Modulation Systems For Amplitude Modulation

by Edmund LaPort, RCA

LaPort Archive (ca 1920-1950)
Scanned by John Lyles, K5PRO

By the time commercial broadcast tranamtters came to market the preferred method of modulation was by the original Heising (AT&T) patent. The modulation factor attainable by this method with acceptable modulation quality was less than 80% and 60% may be taken as a typical value. The amplifier (or oscillator in earliest times) and the modulator were in series fed from the same anode source.

By putting a dropping resistor with a very low reactance (capacitive) in parallel, both in series with the PA dc feed but beyond the modulator, the PA plate voltage could be reduced to equal the peak audio output from the modulator, thus getting 100% modulation but with a loss of efficiency overall. This method was prohibitive at high powers, but acceptable at low power. This was the method used as a modulated exciter when the class-B linear amplifiers began to be used (1921) for high power broadcast transmission.
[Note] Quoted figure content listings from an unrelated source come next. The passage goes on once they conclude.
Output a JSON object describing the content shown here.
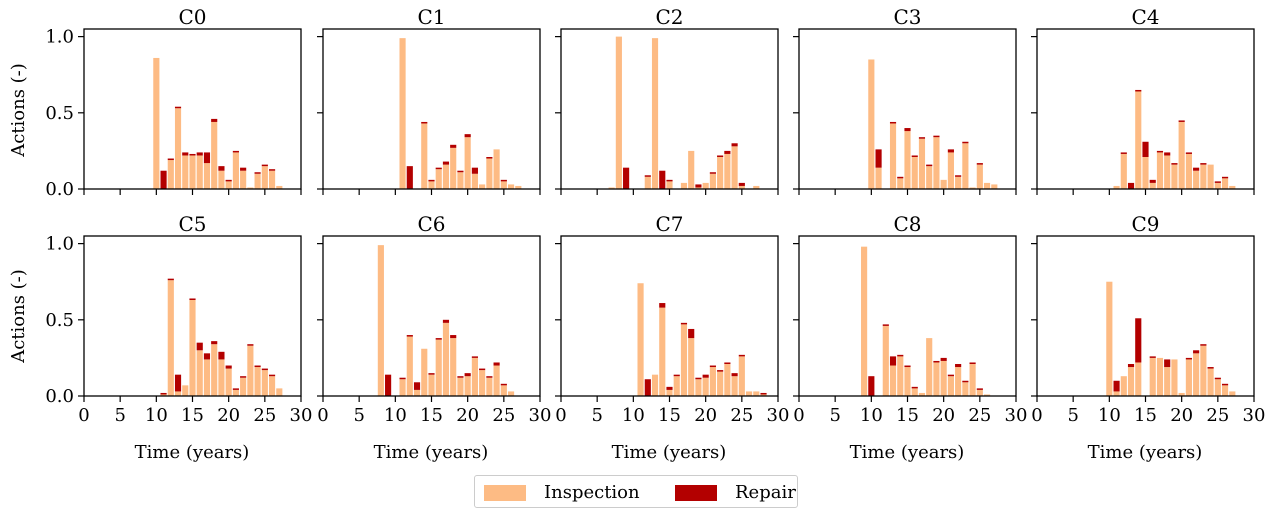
{
  "figure": {
    "xlabel": "Time (years)",
    "ylabel": "Actions (-)"
  },
  "legend": {
    "placement": "bottom-center",
    "items": [
      {
        "label": "Inspection",
        "color": "#fdbb84"
      },
      {
        "label": "Repair",
        "color": "#b30000"
      }
    ]
  },
  "chart_data": [
    {
      "type": "bar",
      "title": "C0",
      "xlim": [
        0,
        30
      ],
      "ylim": [
        0,
        1.05
      ],
      "x": [
        10,
        11,
        12,
        13,
        14,
        15,
        16,
        17,
        18,
        19,
        20,
        21,
        22,
        23,
        24,
        25,
        26,
        27
      ],
      "series": [
        {
          "name": "Inspection",
          "values": [
            0.86,
            0.0,
            0.19,
            0.53,
            0.22,
            0.22,
            0.22,
            0.17,
            0.44,
            0.12,
            0.05,
            0.24,
            0.12,
            0.01,
            0.1,
            0.15,
            0.12,
            0.02
          ]
        },
        {
          "name": "Repair",
          "values": [
            0.0,
            0.12,
            0.01,
            0.01,
            0.02,
            0.01,
            0.02,
            0.07,
            0.02,
            0.03,
            0.01,
            0.01,
            0.02,
            0.0,
            0.01,
            0.01,
            0.01,
            0.0
          ]
        }
      ]
    },
    {
      "type": "bar",
      "title": "C1",
      "xlim": [
        0,
        30
      ],
      "ylim": [
        0,
        1.05
      ],
      "x": [
        11,
        12,
        13,
        14,
        15,
        16,
        17,
        18,
        19,
        20,
        21,
        22,
        23,
        24,
        25,
        26,
        27
      ],
      "series": [
        {
          "name": "Inspection",
          "values": [
            0.99,
            0.0,
            0.0,
            0.43,
            0.05,
            0.13,
            0.16,
            0.27,
            0.11,
            0.34,
            0.1,
            0.03,
            0.2,
            0.26,
            0.05,
            0.03,
            0.02
          ]
        },
        {
          "name": "Repair",
          "values": [
            0.0,
            0.15,
            0.0,
            0.01,
            0.01,
            0.01,
            0.02,
            0.02,
            0.01,
            0.02,
            0.04,
            0.0,
            0.01,
            0.0,
            0.01,
            0.0,
            0.0
          ]
        }
      ]
    },
    {
      "type": "bar",
      "title": "C2",
      "xlim": [
        0,
        30
      ],
      "ylim": [
        0,
        1.05
      ],
      "x": [
        7,
        8,
        9,
        10,
        11,
        12,
        13,
        14,
        15,
        16,
        17,
        18,
        19,
        20,
        21,
        22,
        23,
        24,
        25,
        26,
        27
      ],
      "series": [
        {
          "name": "Inspection",
          "values": [
            0.01,
            1.0,
            0.0,
            0.0,
            0.0,
            0.08,
            0.99,
            0.0,
            0.05,
            0.0,
            0.04,
            0.25,
            0.01,
            0.04,
            0.1,
            0.21,
            0.23,
            0.28,
            0.02,
            0.0,
            0.02
          ]
        },
        {
          "name": "Repair",
          "values": [
            0.0,
            0.0,
            0.14,
            0.0,
            0.0,
            0.01,
            0.0,
            0.12,
            0.01,
            0.0,
            0.0,
            0.0,
            0.02,
            0.0,
            0.01,
            0.01,
            0.02,
            0.02,
            0.02,
            0.0,
            0.0
          ]
        }
      ]
    },
    {
      "type": "bar",
      "title": "C3",
      "xlim": [
        0,
        30
      ],
      "ylim": [
        0,
        1.05
      ],
      "x": [
        10,
        11,
        12,
        13,
        14,
        15,
        16,
        17,
        18,
        19,
        20,
        21,
        22,
        23,
        24,
        25,
        26,
        27
      ],
      "series": [
        {
          "name": "Inspection",
          "values": [
            0.85,
            0.14,
            0.0,
            0.43,
            0.07,
            0.38,
            0.21,
            0.33,
            0.15,
            0.34,
            0.06,
            0.24,
            0.08,
            0.3,
            0.01,
            0.16,
            0.04,
            0.03
          ]
        },
        {
          "name": "Repair",
          "values": [
            0.0,
            0.12,
            0.0,
            0.01,
            0.01,
            0.02,
            0.01,
            0.01,
            0.01,
            0.01,
            0.0,
            0.02,
            0.01,
            0.01,
            0.0,
            0.01,
            0.0,
            0.0
          ]
        }
      ]
    },
    {
      "type": "bar",
      "title": "C4",
      "xlim": [
        0,
        30
      ],
      "ylim": [
        0,
        1.05
      ],
      "x": [
        10,
        11,
        12,
        13,
        14,
        15,
        16,
        17,
        18,
        19,
        20,
        21,
        22,
        23,
        24,
        25,
        26,
        27
      ],
      "series": [
        {
          "name": "Inspection",
          "values": [
            0.0,
            0.02,
            0.23,
            0.0,
            0.64,
            0.21,
            0.04,
            0.24,
            0.22,
            0.16,
            0.44,
            0.23,
            0.12,
            0.16,
            0.16,
            0.04,
            0.07,
            0.02
          ]
        },
        {
          "name": "Repair",
          "values": [
            0.0,
            0.0,
            0.01,
            0.04,
            0.01,
            0.1,
            0.02,
            0.01,
            0.02,
            0.01,
            0.01,
            0.01,
            0.02,
            0.01,
            0.0,
            0.01,
            0.01,
            0.0
          ]
        }
      ]
    },
    {
      "type": "bar",
      "title": "C5",
      "xlim": [
        0,
        30
      ],
      "ylim": [
        0,
        1.05
      ],
      "x": [
        10,
        11,
        12,
        13,
        14,
        15,
        16,
        17,
        18,
        19,
        20,
        21,
        22,
        23,
        24,
        25,
        26,
        27
      ],
      "series": [
        {
          "name": "Inspection",
          "values": [
            0.0,
            0.01,
            0.76,
            0.03,
            0.07,
            0.63,
            0.3,
            0.24,
            0.34,
            0.24,
            0.18,
            0.04,
            0.12,
            0.33,
            0.19,
            0.17,
            0.13,
            0.05
          ]
        },
        {
          "name": "Repair",
          "values": [
            0.0,
            0.01,
            0.01,
            0.11,
            0.0,
            0.01,
            0.05,
            0.04,
            0.02,
            0.05,
            0.02,
            0.01,
            0.01,
            0.01,
            0.01,
            0.01,
            0.01,
            0.0
          ]
        }
      ]
    },
    {
      "type": "bar",
      "title": "C6",
      "xlim": [
        0,
        30
      ],
      "ylim": [
        0,
        1.05
      ],
      "x": [
        8,
        9,
        10,
        11,
        12,
        13,
        14,
        15,
        16,
        17,
        18,
        19,
        20,
        21,
        22,
        23,
        24,
        25,
        26,
        27
      ],
      "series": [
        {
          "name": "Inspection",
          "values": [
            0.99,
            0.0,
            0.0,
            0.11,
            0.39,
            0.04,
            0.31,
            0.14,
            0.37,
            0.48,
            0.38,
            0.12,
            0.13,
            0.25,
            0.17,
            0.12,
            0.2,
            0.07,
            0.03,
            0.0
          ]
        },
        {
          "name": "Repair",
          "values": [
            0.0,
            0.14,
            0.0,
            0.01,
            0.01,
            0.05,
            0.0,
            0.01,
            0.01,
            0.02,
            0.02,
            0.01,
            0.02,
            0.01,
            0.01,
            0.01,
            0.02,
            0.01,
            0.0,
            0.0
          ]
        }
      ]
    },
    {
      "type": "bar",
      "title": "C7",
      "xlim": [
        0,
        30
      ],
      "ylim": [
        0,
        1.05
      ],
      "x": [
        11,
        12,
        13,
        14,
        15,
        16,
        17,
        18,
        19,
        20,
        21,
        22,
        23,
        24,
        25,
        26,
        27,
        28
      ],
      "series": [
        {
          "name": "Inspection",
          "values": [
            0.74,
            0.0,
            0.14,
            0.58,
            0.04,
            0.13,
            0.47,
            0.38,
            0.11,
            0.12,
            0.19,
            0.16,
            0.21,
            0.13,
            0.26,
            0.03,
            0.03,
            0.01
          ]
        },
        {
          "name": "Repair",
          "values": [
            0.0,
            0.11,
            0.0,
            0.03,
            0.02,
            0.01,
            0.01,
            0.06,
            0.01,
            0.02,
            0.01,
            0.01,
            0.01,
            0.02,
            0.01,
            0.0,
            0.0,
            0.01
          ]
        }
      ]
    },
    {
      "type": "bar",
      "title": "C8",
      "xlim": [
        0,
        30
      ],
      "ylim": [
        0,
        1.05
      ],
      "x": [
        9,
        10,
        11,
        12,
        13,
        14,
        15,
        16,
        17,
        18,
        19,
        20,
        21,
        22,
        23,
        24,
        25,
        26,
        27
      ],
      "series": [
        {
          "name": "Inspection",
          "values": [
            0.98,
            0.0,
            0.0,
            0.46,
            0.2,
            0.26,
            0.19,
            0.05,
            0.02,
            0.38,
            0.22,
            0.23,
            0.13,
            0.19,
            0.09,
            0.21,
            0.04,
            0.01,
            0.0
          ]
        },
        {
          "name": "Repair",
          "values": [
            0.0,
            0.13,
            0.0,
            0.01,
            0.06,
            0.01,
            0.01,
            0.01,
            0.0,
            0.0,
            0.01,
            0.02,
            0.01,
            0.02,
            0.01,
            0.01,
            0.01,
            0.0,
            0.0
          ]
        }
      ]
    },
    {
      "type": "bar",
      "title": "C9",
      "xlim": [
        0,
        30
      ],
      "ylim": [
        0,
        1.05
      ],
      "x": [
        10,
        11,
        12,
        13,
        14,
        15,
        16,
        17,
        18,
        19,
        20,
        21,
        22,
        23,
        24,
        25,
        26,
        27
      ],
      "series": [
        {
          "name": "Inspection",
          "values": [
            0.75,
            0.03,
            0.13,
            0.19,
            0.22,
            0.0,
            0.25,
            0.25,
            0.19,
            0.24,
            0.02,
            0.24,
            0.28,
            0.33,
            0.18,
            0.11,
            0.07,
            0.03
          ]
        },
        {
          "name": "Repair",
          "values": [
            0.0,
            0.07,
            0.0,
            0.02,
            0.29,
            0.0,
            0.01,
            0.0,
            0.05,
            0.0,
            0.0,
            0.01,
            0.02,
            0.01,
            0.01,
            0.01,
            0.01,
            0.0
          ]
        }
      ]
    }
  ]
}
The RCA 5B modulated at the 1/4 kw level followed by a 5 KW linear amplifier. This in turn became the exciter for the 50 WK linear amplifier (RCA 50B). Other companies at the time followed the same principle.
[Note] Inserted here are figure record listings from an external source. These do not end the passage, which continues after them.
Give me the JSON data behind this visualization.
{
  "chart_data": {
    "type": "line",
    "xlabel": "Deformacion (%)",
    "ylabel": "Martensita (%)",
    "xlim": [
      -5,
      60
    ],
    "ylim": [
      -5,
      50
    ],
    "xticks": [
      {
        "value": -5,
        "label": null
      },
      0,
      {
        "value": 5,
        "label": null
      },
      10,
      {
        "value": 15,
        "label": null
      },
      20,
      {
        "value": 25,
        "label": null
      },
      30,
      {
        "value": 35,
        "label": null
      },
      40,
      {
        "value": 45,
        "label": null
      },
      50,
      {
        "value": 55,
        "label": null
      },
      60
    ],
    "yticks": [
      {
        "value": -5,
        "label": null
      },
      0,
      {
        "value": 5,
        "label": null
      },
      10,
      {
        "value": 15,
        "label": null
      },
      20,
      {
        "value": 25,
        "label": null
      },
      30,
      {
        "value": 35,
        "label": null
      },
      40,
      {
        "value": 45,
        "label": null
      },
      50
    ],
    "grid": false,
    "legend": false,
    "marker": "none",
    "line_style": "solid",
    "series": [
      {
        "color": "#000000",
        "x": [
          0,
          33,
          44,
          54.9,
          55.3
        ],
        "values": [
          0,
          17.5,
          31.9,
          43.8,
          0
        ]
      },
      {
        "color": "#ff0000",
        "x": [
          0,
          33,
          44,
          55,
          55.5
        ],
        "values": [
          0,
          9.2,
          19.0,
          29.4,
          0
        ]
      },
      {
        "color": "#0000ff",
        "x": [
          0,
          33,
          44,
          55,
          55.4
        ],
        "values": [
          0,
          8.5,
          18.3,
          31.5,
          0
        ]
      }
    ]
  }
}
About 1936 Wm. Doherty of Bell Telephone Labs. invented a clever circuit known as the high efficiency linear amplifier. At unmodulated carrier output, the PA efficiency became 55-60% instead of the former 30-35% with Class-B linear. A modification of this circuit was used in the RCA 50D transmitter, 1937; and Western Electric transmitters also used it. By this means, the total power input to a complete 50 KW transmitter without modulation came down from 220 KW to around 180 KW.

During these same years experience of importance was being gained with the application of the Loy E. Barton patent by returning to direct anode modulation of the final power amplifier with the modulator operating in balanced Class-B mode, using transformer coupling to the power amplifier. In fact, this method was used in the RCA 500 KW transmitter in 1936. It had been used successfully in lower power transmitters since about 1933.

The sales popularity of the Doherty principle faded rather rapidly and we all were back to Class-B high-level modulation in many succeeding designs until around 1952 when RCA, influenced by the Marconi Co. in Englandís venture, turned to the old (Ca. 1926) Chiriex (France) outphasing modulation system and applied it to the RCA 50G 50 KW transmitter; also to several 100 KW high frequency broadcast transmitters. The outphasing modulation system eliminated all high power audio equipment, including the expensive modulation transformer. Marconi never marketed their outphasing modulation equipment but RCA developed the technique to high acceptability. Its main advantage was that the input to the 50 KW transmitter with unmodulated carrier came down to 145 KW.